Gilda was just as crucial to its stars' personal lives as it was to their professional lives. While working together on the set, Hayworth and Ford developed a close working relationship that evolved into a warm friendship. At the time of filming, Hayworth was separated from then husband, Orson Welles, following her discovery of his numerous affairs. Members of the cast and crew at the studio reportedly hoped that Hayworth’s relationship with Ford would take a romantic turn and lead her to obtain a divorce from Welles. The studio apparently supported the possible romance and began releasing various publicity stills of Ford and Hayworth together and fan magazine articles which implied that they were romantically involved. Before the film was released,  however, Hayworth reconciled with Welles, forcing the studio to alter its publicity and maintain that she and Ford were strictly friends. Despite the fact that Hayworth returned to her marriage with Welles before ultimately divorcing him in 1948, Ford reportedly kept a picture of her for the rest of his life. Hayworth later lamented the effect that Gilda had on her personal life, saying that “Every man that I’ve known has fallen in love with Gilda and awakened with me. No one can be Gilda twenty-four hours a day”.

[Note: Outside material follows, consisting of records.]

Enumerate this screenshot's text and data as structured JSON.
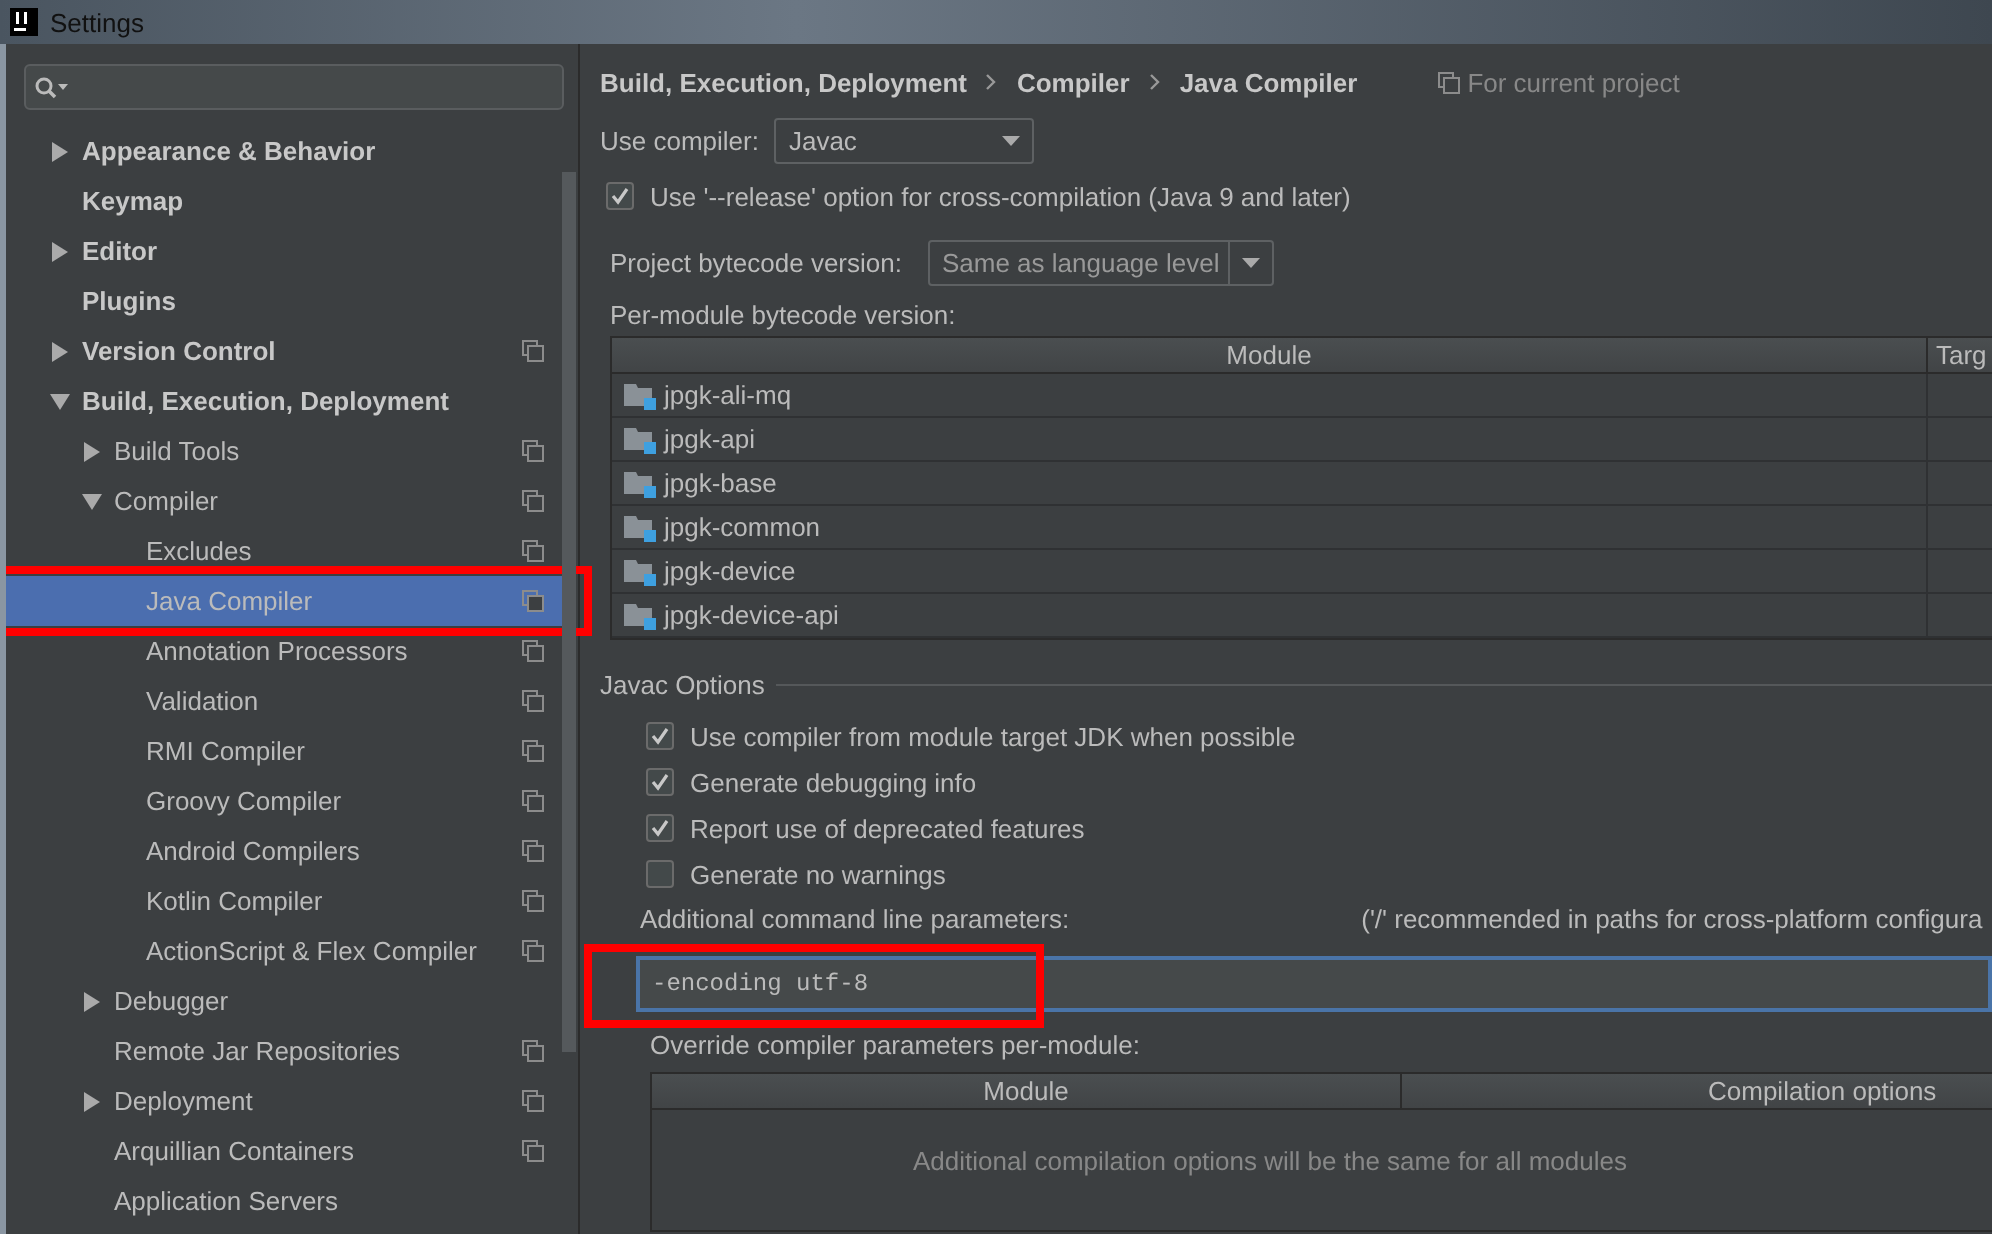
{
  "window": {
    "title": "Settings"
  },
  "sidebar": {
    "items": [
      {
        "label": "Appearance & Behavior",
        "expanded": false,
        "selected": false,
        "project_level": false
      },
      {
        "label": "Keymap",
        "selected": false,
        "project_level": false
      },
      {
        "label": "Editor",
        "expanded": false,
        "selected": false,
        "project_level": false
      },
      {
        "label": "Plugins",
        "selected": false,
        "project_level": false
      },
      {
        "label": "Version Control",
        "expanded": false,
        "selected": false,
        "project_level": true
      },
      {
        "label": "Build, Execution, Deployment",
        "expanded": true,
        "selected": false,
        "project_level": false,
        "children": [
          {
            "label": "Build Tools",
            "expanded": false,
            "selected": false,
            "project_level": true
          },
          {
            "label": "Compiler",
            "expanded": true,
            "selected": false,
            "project_level": true,
            "children": [
              {
                "label": "Excludes",
                "selected": false,
                "project_level": true
              },
              {
                "label": "Java Compiler",
                "selected": true,
                "project_level": true,
                "annotated": true
              },
              {
                "label": "Annotation Processors",
                "selected": false,
                "project_level": true
              },
              {
                "label": "Validation",
                "selected": false,
                "project_level": true
              },
              {
                "label": "RMI Compiler",
                "selected": false,
                "project_level": true
              },
              {
                "label": "Groovy Compiler",
                "selected": false,
                "project_level": true
              },
              {
                "label": "Android Compilers",
                "selected": false,
                "project_level": true
              },
              {
                "label": "Kotlin Compiler",
                "selected": false,
                "project_level": true
              },
              {
                "label": "ActionScript & Flex Compiler",
                "selected": false,
                "project_level": true
              }
            ]
          },
          {
            "label": "Debugger",
            "expanded": false,
            "selected": false,
            "project_level": false
          },
          {
            "label": "Remote Jar Repositories",
            "selected": false,
            "project_level": true
          },
          {
            "label": "Deployment",
            "expanded": false,
            "selected": false,
            "project_level": true
          },
          {
            "label": "Arquillian Containers",
            "selected": false,
            "project_level": true
          },
          {
            "label": "Application Servers",
            "selected": false,
            "project_level": false
          }
        ]
      }
    ]
  },
  "breadcrumb": [
    "Build, Execution, Deployment",
    "Compiler",
    "Java Compiler"
  ],
  "scope_note": "For current project",
  "use_compiler": {
    "label": "Use compiler:",
    "value": "Javac"
  },
  "release_option": {
    "label": "Use '--release' option for cross-compilation (Java 9 and later)",
    "checked": true
  },
  "project_bytecode": {
    "label": "Project bytecode version:",
    "value": "Same as language level"
  },
  "per_module": {
    "label": "Per-module bytecode version:",
    "columns": [
      "Module",
      "Targ"
    ],
    "rows": [
      "jpgk-ali-mq",
      "jpgk-api",
      "jpgk-base",
      "jpgk-common",
      "jpgk-device",
      "jpgk-device-api"
    ]
  },
  "javac_options": {
    "title": "Javac Options",
    "options": [
      {
        "label": "Use compiler from module target JDK when possible",
        "checked": true
      },
      {
        "label": "Generate debugging info",
        "checked": true
      },
      {
        "label": "Report use of deprecated features",
        "checked": true
      },
      {
        "label": "Generate no warnings",
        "checked": false
      }
    ],
    "params_label": "Additional command line parameters:",
    "params_hint": "('/' recommended in paths for cross-platform configura",
    "params_value": "-encoding utf-8",
    "params_annotated": true,
    "override_label": "Override compiler parameters per-module:",
    "override_columns": [
      "Module",
      "Compilation options"
    ],
    "override_empty": "Additional compilation options will be the same for all modules"
  }
}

With friends like these...
Gilda has maintained a lasting influence in film history that still resonates today. Rita Hayworth’s infamous strip tease in her “Put the Blame on Mame” number went on to inspire numerous imitations, most notably Jessica Rabbit’s nightclub performance in Who Framed Roger Rabbit. The film also inspired numerous covers of its two songs “Put the Blame on Mame” and “Amado Mio” including a recent cover of “Amado Mio” by Pink Martini. In the 1994 film The Shawshank Redemption, the hero’s escape is inspired by and executed through the use of a poster of Hayworth as Gilda. In hindsight, it is shocking that the Hay’s Code allowed the film to be released with all of its innuendos and sexual tension intact; a fact which only adds to its sensual atmosphere. The film managed to portray the complexity and contradictions of romantic relationships with a realism that few other films of its day dared to. As a result, Gilda and Johnny’s love-hate story remains as relevant in today’s age of changing mores as it was the day of its release.

Through its intriguing plot, witty dialogue, and star making performances, Gilda truly is a noir classic.  It’s exploration of average people whose emotions lead them on the path to self-destruction is both realistic and timeless. The film’s mixture of the exotic and sensual creates an atmosphere that defines Old Hollywood glamour. As the posters said, “there was never a woman like Gilda”, and there will never be a film quite like it either.